Précurseur, depuis quarante ans, La Courneuve s’engage pour la poursuite du développement d’une énergie verte : la géothermie. Écologique et économique, cette ressource située sous nos pieds fournit en chauffage et en eau chaude sanitaire plus de 7 000 logements. Comment ça marche ?
Un peu d'histoire
Dans les années 1970, la crise pétrolière et l’augmentation du prix des énergies fossiles frappent de plein fouet les ménages les plus modestes. Pour sécuriser l’énergie fournie à son parc social, La Courneuve décide, dès le début des années 1980, d’exploiter la géothermie disponible dans son sous-sol, via la nappe du Dogger (voir définition ci-dessous), grâce à la mise en place de deux sites où sont implantés les forages géothermiques (rue Politzer et rue du Moulin Neuf). L’objectif : fournir et garantir le chauffage et l’eau chaude sanitaire à bas coûts. Aujourd’hui, ce sont plus de 7 000 logements qui bénéficient de cette énergie renouvelable, ainsi que des bâtiments publics situés à proximité du réseau de géothermie.
La géothermie
Le principe de la géothermie consiste à utiliser la chaleur du sous-sol ayant pour origine la dissipation de la chaleur interne de la terre. Cette chaleur est exploitée grâce à deux forages géothermiques, constituant un doublet : l’un de production pour remonter l’eau chaude (57 °C environ) du sous-sol (1 700 mètres de profondeur) à la surface, l’autre de réinjection pour assurer le retour de l’eau refroidie dans le réservoir à une température de 25 °C à 33 °C. À la surface, l’eau chaude cède sa chaleur, via un échangeur, à un réseau de distribution qui alimente les différents bâtiments de la ville. Un complément de chaleur peut être apporté au réseau par des chaudières gaz selon les températures extérieures ou en cas de panne ou de maintenance.

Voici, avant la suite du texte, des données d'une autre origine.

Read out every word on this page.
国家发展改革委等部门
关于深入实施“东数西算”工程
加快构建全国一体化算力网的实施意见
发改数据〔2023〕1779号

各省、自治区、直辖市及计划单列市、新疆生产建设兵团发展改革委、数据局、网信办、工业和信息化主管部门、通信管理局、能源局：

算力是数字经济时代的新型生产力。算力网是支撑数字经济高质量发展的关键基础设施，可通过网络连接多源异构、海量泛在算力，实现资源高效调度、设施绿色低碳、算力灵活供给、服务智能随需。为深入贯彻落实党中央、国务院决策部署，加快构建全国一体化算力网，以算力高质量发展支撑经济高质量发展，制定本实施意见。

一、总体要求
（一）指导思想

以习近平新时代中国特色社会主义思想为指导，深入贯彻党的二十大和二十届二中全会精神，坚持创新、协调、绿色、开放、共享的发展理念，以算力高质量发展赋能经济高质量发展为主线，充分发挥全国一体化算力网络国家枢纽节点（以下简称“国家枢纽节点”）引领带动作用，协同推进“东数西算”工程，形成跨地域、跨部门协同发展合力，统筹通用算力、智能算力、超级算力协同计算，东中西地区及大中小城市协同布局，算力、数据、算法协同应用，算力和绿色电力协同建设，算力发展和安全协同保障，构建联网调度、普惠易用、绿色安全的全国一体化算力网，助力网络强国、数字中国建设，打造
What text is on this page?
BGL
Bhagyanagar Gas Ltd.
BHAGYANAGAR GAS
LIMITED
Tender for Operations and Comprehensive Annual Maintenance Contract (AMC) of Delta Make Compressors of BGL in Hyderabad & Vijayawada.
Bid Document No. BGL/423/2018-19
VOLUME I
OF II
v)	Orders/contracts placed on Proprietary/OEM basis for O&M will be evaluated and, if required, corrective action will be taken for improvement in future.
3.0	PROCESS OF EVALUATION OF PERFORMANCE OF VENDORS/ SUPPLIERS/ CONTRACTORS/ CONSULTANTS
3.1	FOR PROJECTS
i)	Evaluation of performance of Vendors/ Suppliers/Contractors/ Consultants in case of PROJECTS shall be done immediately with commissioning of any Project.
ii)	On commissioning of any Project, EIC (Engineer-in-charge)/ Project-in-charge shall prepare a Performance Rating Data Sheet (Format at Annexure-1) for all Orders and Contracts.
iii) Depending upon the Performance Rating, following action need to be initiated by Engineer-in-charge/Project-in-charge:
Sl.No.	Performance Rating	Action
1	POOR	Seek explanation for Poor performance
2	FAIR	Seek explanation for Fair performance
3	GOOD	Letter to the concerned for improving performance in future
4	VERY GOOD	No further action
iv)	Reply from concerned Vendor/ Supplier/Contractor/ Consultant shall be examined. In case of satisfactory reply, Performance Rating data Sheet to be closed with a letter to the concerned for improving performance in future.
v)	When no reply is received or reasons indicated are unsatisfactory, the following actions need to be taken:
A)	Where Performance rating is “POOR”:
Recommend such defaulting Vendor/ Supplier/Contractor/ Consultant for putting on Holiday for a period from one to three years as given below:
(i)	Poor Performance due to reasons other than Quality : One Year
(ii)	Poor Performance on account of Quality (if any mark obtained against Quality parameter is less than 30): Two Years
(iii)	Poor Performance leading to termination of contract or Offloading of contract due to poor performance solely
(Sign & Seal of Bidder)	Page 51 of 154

La technique des forages est respectueuse de l’environnement : afin de ne pas refroidir le réservoir par l’eau réinjectée à une température plus froide, les puits de production et de réinjection doivent se trouver à une distance minimale l’un de l’autre de 1 500 mètres. Par ailleurs, aucun produit nocif n’est utilisé. Au cours des cinq dernières années, le Smirec (voir définition ci-dessous) a procédé à la réhabilitation du doublet géothermique sur le site de Moulin Neuf et à la réalisation d’un nouveau doublet géothermique sur le site rue Georges-Politzer, inauguré en 2019, pour assurer la pérennité de la fourniture d’énergie géothermique sur le territoire de la ville. Ce nouveau doublet a été associé à des pompes à chaleur permettant de récupérer davantage de calories et donc de maximiser l’utilisation énergétique du sous-sol tout en réduisant l’appoint nécessaire en gaz ou électricité, ce qui a permis de réduire la facture énergétique des habitant-e-s.
Et demain ?
Le réseau de La Courneuve poursuit son développement en lien avec l’aménagement urbain. De nombreux logements et équipements publics ont été raccordés au cours des dernières années : le périmètre de la ZAC de la Tour (700 nouveaux logements), le complexe sportif Béatrice-Hess, des ensembles immobiliers existants (immeuble Beaufils, résidence du Parc)… De plus, la Ville a fait inscrire dans les documents d’urbanisme que chaque nouveau projet devait être raccordé à la géothermie, dans la mesure du possible. À terme, d’ici à 2030, ce sont près de 10 000 logements qui bénéficieront de cette énergie verte.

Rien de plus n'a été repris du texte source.